In the beginning, they started with a two-week model, but quickly learned from participant feedback that the international students would benefit from more time. They expanded the program to a four-week program where students would have a chance to spend time with four different age groups.

“This experience is wonderful,” Hui-ying Hung, a professor from Chang Gung University of Science and Technology. “Our alumni who finished this program have had a very good experience. Many of them apply for graduate study in Taiwan and some of them go to different countries to do their careers. This program really brings a lot to our students and my department appreciates this program.” 

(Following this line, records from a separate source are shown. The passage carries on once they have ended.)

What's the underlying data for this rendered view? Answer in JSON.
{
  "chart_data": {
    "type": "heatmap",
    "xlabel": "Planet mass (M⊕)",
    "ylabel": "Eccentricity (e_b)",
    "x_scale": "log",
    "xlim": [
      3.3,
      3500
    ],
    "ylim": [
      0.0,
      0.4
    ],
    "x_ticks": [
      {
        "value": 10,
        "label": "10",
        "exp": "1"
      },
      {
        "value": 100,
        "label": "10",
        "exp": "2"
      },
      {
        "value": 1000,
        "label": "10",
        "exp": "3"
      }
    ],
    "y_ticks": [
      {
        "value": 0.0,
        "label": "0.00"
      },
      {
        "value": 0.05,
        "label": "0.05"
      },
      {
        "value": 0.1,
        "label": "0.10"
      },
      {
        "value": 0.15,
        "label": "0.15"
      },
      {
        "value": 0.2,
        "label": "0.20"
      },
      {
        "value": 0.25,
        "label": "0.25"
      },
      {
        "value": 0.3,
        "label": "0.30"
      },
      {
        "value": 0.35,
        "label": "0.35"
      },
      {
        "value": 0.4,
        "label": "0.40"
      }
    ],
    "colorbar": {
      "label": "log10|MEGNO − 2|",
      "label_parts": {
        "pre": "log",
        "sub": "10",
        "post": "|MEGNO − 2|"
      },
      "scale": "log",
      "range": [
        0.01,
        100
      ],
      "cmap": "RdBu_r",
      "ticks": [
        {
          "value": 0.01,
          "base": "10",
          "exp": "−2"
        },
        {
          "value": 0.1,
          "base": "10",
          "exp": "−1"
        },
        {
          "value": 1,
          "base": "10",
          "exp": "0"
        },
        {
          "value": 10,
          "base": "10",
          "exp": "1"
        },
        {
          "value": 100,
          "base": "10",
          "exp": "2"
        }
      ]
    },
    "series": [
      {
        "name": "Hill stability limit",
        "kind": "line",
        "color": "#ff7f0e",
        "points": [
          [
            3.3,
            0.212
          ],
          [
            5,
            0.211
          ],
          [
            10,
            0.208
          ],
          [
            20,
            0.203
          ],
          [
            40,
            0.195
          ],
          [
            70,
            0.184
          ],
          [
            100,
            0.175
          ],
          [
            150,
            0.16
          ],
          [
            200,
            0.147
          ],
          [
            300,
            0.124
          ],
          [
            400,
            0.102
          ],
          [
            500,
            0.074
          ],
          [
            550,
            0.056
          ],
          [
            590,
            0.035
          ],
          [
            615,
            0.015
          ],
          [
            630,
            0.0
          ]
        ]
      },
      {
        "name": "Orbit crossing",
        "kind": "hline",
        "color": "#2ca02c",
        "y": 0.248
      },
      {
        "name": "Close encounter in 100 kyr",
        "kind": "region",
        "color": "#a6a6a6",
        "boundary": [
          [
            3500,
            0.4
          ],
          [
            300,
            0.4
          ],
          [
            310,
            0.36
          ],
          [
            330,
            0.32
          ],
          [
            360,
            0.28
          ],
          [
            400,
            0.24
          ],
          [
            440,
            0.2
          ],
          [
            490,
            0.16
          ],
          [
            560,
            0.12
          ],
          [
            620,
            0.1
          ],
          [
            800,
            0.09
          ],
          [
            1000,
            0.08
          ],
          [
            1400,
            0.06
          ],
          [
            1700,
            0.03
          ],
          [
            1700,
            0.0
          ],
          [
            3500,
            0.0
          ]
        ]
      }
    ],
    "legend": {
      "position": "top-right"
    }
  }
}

CDL international student alumni have their own Facebook group where they are able to connect and share about their experiences and network with each other. Over five years ago, Linscott visited Taiwan to meet up with their alumni and was overwhelmed by the number of former participants eager to spend time with her and each other. 

Another aspect of the program is that students have an immersive cultural experience. 

“For example, they’ll be able to visit Lake Michigan and an outlet mall,” Linscott said.

“And there’s no ice arena in Taiwan, so they are so excited to try ice skating,” Lin said. “They also have a tour of the capitol, and in the summer, they can go kayaking.” 

Lin and Linscott have asked for participant feedback from each year and are continually evolving the program and learning about the cultural activities that students enjoy the most.

“This year, we’re piloting having the students stay in one classroom for the entire four weeks,” Linscott said. “We want to see if it helps build relationships between the head teachers and the international students, and also, the international students get to know the children better and vice versa.” 

The international program was on pause during the pandemic, and this is the first summer they’re offering it again. 

They typically welcome 15-20 students each summer, but in the future, Lin and Linscott hope to grow the program to welcome 25-30 international students next year. 

“We would like to grow our program to be able to host six to eight different groups, because that’s what our system could sustain,” Linscott said. 

Lin and Linscott hope to reconnect with the groups who were not able to travel the last several years because of the pandemic, and they have been speaking with new interested groups too.

“It's because of Wan-Husan, her passion for this program, and relationships that she's built with the different universities that makes this so successful,” Linscott said.